First, unless the average American can afford to invest $368k on education, joining the Supreme Court is virtually impossible, and gaining the presidency becomes a remote possibility. If the percentages were expressed in terms of a successful cancer recovery diagnoses, the average American’s chance of living would be 22% (President) or 23% (Supreme Court), both low enough to begin planning a funeral, unless, of course, cost was no issue for the patient. The only president who served in the last two centuries without a college education was Harry Truman, an anomaly the current statistical trend indicates will not recur anytime soon.
Second, data from the 113th Senate class points to greater opportunities for power sharing, however, to achieve a seat on an influential committee requires the same heavy education investment as that of a President or Supreme Court Justice. The large presence of Tier 1 schooled senators on the Judiciary Committee may influence its preference for choosing like-minded Supreme Court Justices. Anyone familiar with the high court’s nomination process recognizes the penchant toward selecting candidates that conform, while differences in social or economic ideology provide ammunition to attack and dismiss those whose views fall outside mainstream beliefs.
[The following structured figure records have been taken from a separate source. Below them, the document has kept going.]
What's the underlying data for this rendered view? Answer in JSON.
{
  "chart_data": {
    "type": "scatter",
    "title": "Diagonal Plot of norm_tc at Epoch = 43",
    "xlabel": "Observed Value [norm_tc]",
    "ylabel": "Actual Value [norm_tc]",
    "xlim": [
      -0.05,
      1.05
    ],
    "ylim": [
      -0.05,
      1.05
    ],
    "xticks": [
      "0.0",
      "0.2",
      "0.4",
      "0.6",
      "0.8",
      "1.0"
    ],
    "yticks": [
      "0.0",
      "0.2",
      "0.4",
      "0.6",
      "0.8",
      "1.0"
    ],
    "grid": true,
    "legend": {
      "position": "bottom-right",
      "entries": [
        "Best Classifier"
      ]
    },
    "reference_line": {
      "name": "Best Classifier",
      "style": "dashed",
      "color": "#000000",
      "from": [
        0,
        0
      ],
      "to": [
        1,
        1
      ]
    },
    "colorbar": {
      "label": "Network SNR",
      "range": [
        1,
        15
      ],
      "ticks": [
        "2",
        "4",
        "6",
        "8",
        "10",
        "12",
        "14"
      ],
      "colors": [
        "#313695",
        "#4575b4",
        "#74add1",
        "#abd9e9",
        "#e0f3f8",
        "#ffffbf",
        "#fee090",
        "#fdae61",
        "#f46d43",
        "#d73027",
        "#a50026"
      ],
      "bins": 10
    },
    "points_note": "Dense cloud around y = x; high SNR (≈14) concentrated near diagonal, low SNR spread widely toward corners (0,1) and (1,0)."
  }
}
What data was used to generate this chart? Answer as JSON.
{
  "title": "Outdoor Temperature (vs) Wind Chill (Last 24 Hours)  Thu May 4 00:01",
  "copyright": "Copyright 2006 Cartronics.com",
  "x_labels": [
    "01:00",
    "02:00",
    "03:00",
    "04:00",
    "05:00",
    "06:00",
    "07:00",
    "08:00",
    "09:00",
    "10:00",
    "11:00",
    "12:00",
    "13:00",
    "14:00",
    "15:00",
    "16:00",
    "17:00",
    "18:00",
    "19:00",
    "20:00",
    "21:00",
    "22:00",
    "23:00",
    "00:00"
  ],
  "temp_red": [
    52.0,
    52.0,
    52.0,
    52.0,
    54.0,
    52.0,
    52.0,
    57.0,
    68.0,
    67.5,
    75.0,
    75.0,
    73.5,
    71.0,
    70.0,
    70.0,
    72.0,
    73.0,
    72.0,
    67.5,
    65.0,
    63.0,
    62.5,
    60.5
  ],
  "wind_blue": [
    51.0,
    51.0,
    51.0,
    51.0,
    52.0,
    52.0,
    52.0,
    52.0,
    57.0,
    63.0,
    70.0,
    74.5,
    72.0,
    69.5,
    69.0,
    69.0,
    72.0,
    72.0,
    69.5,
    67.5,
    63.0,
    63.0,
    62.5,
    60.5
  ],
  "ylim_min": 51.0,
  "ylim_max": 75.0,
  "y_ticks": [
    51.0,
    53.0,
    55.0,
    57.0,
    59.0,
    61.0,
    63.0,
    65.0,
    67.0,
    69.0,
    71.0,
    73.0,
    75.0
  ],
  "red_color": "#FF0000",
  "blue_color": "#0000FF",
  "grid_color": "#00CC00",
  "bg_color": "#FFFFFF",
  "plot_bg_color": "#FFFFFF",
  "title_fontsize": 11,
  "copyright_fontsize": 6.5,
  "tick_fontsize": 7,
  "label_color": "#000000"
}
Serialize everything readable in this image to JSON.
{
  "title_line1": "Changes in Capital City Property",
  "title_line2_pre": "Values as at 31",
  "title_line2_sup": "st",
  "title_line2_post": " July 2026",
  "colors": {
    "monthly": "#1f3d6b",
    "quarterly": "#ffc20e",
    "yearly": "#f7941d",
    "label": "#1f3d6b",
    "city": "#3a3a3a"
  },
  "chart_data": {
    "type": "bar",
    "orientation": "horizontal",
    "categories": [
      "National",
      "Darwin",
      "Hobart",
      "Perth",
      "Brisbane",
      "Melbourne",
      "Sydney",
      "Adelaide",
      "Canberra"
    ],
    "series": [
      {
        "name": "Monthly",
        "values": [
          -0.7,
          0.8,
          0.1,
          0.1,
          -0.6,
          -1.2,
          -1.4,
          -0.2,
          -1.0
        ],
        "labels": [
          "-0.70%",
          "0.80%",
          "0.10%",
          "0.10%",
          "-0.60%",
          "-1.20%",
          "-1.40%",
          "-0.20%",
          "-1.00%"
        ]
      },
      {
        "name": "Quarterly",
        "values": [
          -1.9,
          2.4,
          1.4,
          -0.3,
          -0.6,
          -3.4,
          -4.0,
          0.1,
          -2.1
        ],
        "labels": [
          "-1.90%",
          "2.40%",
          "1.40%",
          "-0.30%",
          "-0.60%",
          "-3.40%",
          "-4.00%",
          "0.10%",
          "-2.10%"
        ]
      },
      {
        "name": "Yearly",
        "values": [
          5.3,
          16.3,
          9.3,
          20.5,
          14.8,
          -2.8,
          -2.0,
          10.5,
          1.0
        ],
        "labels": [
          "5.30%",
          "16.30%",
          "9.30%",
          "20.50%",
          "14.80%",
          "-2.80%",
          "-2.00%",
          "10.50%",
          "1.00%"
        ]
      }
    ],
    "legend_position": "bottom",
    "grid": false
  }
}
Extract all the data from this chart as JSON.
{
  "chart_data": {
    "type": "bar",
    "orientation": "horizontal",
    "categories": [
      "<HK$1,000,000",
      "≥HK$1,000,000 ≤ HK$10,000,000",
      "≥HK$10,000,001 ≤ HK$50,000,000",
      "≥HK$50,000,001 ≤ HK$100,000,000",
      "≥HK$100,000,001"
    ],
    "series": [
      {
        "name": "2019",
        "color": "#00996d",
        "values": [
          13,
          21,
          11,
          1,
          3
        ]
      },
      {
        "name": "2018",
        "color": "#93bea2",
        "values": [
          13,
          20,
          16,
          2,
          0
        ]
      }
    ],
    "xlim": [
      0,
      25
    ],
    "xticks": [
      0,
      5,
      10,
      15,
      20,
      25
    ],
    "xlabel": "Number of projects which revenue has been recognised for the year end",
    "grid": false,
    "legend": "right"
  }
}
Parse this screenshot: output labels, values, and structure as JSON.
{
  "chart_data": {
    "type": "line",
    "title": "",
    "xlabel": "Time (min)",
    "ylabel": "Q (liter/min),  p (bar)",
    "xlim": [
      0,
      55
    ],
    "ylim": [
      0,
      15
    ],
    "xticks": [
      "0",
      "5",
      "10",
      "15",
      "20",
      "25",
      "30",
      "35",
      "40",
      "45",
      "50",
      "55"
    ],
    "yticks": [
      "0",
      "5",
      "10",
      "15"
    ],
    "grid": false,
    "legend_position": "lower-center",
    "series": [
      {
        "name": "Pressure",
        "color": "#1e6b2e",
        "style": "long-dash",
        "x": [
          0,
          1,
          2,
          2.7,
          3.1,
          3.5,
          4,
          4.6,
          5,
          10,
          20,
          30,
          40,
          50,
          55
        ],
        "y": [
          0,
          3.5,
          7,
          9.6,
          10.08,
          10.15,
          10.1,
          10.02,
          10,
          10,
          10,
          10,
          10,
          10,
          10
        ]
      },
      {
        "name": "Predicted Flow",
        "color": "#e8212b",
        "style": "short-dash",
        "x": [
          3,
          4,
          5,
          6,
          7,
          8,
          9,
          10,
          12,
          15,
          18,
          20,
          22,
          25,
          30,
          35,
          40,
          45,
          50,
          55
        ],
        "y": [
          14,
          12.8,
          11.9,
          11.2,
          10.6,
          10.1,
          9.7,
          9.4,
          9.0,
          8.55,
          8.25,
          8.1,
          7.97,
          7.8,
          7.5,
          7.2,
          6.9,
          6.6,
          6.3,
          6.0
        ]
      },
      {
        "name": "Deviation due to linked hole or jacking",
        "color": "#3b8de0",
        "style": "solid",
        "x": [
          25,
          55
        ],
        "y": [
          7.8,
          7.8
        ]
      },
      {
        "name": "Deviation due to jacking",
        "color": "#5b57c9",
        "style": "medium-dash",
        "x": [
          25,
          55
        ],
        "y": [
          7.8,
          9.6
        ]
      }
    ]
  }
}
Finally, the accusation leveled by the Occupy Movement, that American political leadership favors the 1% of society, appears valid. The overwhelming representation of Tier 1 schools among the nation’s political elites reinforces an ideology poorly influenced by the economic and social diversity encountered by the average American. These conditions create a self-sustaining ideological loop that equates elitism with intelligence, resulting in political support by Tier 1 educated leadership for policies that appear foreign to its citizens.
A nation that once enjoyed fair representation by its peers, who provided a government of the people, by the people, and for the people, has devolved into a system that instead is of the elites, by the elites, and for the elites. With the rising cost of college tuition, it is a system built to accommodate success, unless you are an average American.